Terre plate : le Moyen Âge n'y croyait pas

S'il est un lieu commun largement véhiculé par nos médias, c'est bien celui d'un Moyen Âge où les gens vivent dans la crasse et se nourrissent de racines, maintenus dans l'ignorance par une Eglise toute puissante et tyrannique leur imposant la vision d'un monde plat comme une galette.
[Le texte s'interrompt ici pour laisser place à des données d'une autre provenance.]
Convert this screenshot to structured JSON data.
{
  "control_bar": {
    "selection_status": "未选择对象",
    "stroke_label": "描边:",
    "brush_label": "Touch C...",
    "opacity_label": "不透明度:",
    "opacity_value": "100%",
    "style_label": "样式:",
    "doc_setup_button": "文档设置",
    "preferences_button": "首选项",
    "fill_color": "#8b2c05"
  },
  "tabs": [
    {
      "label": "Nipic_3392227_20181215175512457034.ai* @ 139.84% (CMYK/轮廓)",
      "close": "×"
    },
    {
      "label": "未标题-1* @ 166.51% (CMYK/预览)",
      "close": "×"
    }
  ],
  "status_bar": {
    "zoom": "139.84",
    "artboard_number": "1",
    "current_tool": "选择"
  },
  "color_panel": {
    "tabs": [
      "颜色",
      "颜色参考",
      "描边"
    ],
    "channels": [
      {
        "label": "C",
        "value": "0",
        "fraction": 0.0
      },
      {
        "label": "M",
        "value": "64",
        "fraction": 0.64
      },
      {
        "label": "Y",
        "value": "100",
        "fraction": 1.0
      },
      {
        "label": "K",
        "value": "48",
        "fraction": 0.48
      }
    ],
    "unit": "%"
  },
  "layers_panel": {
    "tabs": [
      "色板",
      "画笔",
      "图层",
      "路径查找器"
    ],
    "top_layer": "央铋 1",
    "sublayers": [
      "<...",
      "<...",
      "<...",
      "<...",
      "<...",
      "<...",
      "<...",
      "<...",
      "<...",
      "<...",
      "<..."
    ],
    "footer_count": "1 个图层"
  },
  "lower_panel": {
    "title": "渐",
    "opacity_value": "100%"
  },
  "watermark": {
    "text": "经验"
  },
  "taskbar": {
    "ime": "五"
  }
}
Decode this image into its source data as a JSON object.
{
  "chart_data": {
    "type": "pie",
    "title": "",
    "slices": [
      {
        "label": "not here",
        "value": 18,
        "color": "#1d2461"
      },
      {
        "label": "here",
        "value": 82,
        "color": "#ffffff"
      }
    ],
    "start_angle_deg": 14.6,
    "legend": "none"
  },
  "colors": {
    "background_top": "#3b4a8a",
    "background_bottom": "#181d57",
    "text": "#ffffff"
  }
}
Afin de savoir ce qu'il en est réellement, examinons le point de vue de quelques érudits ayant vécu pendant cette prétendue "ère de ténèbres" (en gros, de l'Antiquité tardive à la Rennaissance).

Portrait de Richard II
Le roi Richard II d'Angleterre.
Il tient dans sa main droite un globe crucifère,
image du globe terrestre et symbole de la
domination temporelle du Christ sur le monde.
Abbaye de Westminster, vers 1390. Auteur inconnu.

A la fin du IVe siècle, un certain Calcidius, philosophe néoplatonicien, traduit en latin une partie du Timée de Platon. Dans son Commentaire du Timée, qui connaîtra quelque deux cent copies, il fait le point sur les connaissances astronomiques de l'époque, exposant les travaux d'Eudoxe de Cnide, d'Hipparque et d'Héraclide. Au paragraphe 59, il rappelle que la Terre est sphérique et qu'elle se trouve au centre de l'Univers.

Saint Augustin (354-420), célèbre évêque d'Hippone (c'est en Algérie), ne remet nullement en cause la sphéricité de la Terre, mais il estime toutefois que le peuplement des antipodes est impossible car : "[...] quand on montrerait que la Terre est ronde, il ne s'ensuivrait pas que la partie qui nous est opposée ne fût point couverte d'eau. D'ailleurs, ne le serait-elle pas,[...] il y a trop d’absurdité à dire que les hommes aient traversé une si vaste étendue de mer pour aller peupler cette autre partie du monde" (La Cité de Dieu, livre XVI, chapitre IX).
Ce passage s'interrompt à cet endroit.